The moral issue for Catholic schools is that they cannot participate in or promote the denial, or perceived denial, of the biological sex with which a child has been endowed by the Creator. Altering the name on school records, using “he” for a student born female or “she” for a student born male, and permitting a student to wear the uniform of the opposite sex do not truly serve the good of the student and his or her flourishing. Privacy needs can be met without allowing students access to the bathrooms or locker rooms reserved to those of the opposite sex.
Employment policies of a Catholic educational institution should also exemplify the mission of a ministry of the Catholic Church. Its teachers are to be outstanding in correct doctrine and integrity of life. There is a special obligation on those responsible for religious instruction and on the diocesan bishop for oversight. Catholic laity assist in carrying out the ministries of the Church, but they are to “live according to this doctrine, announce it themselves, defend it if necessary, and take their part in exercising the apostolate.”

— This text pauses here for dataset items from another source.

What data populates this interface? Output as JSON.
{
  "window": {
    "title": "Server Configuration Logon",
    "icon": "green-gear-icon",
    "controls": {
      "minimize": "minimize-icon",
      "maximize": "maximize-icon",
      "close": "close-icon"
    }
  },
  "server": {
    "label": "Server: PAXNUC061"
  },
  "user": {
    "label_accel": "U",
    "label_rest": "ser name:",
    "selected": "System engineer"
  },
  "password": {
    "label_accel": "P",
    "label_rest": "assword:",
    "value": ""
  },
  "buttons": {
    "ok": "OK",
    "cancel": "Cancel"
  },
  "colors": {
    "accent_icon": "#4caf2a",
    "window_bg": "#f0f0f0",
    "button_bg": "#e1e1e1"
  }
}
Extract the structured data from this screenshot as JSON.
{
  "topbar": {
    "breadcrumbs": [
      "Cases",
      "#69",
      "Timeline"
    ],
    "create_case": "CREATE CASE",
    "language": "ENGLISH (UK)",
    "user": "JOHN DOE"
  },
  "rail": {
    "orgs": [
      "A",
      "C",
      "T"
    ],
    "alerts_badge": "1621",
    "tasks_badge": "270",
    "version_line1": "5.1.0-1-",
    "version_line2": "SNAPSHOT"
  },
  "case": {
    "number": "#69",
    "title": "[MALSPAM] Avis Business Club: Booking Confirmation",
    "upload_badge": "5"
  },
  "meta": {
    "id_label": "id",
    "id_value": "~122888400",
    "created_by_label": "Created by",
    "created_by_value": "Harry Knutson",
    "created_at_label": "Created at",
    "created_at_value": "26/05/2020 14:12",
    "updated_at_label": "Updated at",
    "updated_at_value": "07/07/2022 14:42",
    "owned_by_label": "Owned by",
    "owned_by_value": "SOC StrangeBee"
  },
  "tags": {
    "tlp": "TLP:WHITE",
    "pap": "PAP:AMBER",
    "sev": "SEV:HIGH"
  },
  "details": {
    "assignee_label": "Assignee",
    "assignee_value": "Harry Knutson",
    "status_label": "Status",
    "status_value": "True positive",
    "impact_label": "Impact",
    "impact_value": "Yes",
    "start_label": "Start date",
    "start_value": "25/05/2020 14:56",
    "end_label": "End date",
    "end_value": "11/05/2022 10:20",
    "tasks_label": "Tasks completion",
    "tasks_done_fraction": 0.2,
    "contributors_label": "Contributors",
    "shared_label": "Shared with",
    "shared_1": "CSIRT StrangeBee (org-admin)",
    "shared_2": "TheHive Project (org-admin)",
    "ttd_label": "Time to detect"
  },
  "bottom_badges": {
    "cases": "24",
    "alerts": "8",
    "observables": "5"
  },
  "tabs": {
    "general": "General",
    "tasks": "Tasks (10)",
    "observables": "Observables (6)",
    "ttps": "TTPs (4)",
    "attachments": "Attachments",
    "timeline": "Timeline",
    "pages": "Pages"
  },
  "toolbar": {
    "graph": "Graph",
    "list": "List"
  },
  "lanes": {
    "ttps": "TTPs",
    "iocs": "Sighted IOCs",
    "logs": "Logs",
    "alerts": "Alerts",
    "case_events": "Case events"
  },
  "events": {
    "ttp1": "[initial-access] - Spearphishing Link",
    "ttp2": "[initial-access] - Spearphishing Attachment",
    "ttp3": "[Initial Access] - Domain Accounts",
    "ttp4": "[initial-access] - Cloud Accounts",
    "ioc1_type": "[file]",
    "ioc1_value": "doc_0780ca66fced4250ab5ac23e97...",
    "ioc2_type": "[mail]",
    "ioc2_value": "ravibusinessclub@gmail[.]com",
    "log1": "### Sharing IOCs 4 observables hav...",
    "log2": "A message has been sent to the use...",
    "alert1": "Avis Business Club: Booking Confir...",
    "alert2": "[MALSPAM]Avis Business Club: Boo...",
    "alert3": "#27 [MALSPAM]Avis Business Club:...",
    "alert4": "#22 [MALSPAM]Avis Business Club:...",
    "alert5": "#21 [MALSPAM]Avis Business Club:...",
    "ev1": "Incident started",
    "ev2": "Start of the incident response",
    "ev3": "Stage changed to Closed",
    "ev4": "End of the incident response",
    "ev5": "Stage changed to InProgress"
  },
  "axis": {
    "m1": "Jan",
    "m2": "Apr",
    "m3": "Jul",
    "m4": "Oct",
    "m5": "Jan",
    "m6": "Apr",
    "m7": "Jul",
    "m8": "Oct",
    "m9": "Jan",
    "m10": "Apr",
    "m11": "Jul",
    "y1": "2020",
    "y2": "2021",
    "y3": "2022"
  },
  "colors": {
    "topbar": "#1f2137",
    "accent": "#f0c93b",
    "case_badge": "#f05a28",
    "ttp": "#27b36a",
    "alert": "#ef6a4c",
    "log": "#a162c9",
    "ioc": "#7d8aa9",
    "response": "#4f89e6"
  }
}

Finally, it is necessary to define the roles and obligations of employees so as to exemplify and foster the mission of the ministry and to challenge violations of the religious liberty of the sponsors when these role definitions are not respected. No Catholic entity should submit to an immoral government mandate.
The Need for Accompaniment
It is clear that those with gender dysphoria suffer greatly and must be treated with great compassion and sympathy. However, the attempt must be made to dissuade them from actions that ultimately will not contribute to their individual flourishing and may cause irreversible harm. We must always be with them in their difficulties and help them make truly therapeutic choices. Even when they have engaged in actions that have done irremediable harm, we must continue to accompany them and show them the love and compassion of Christ.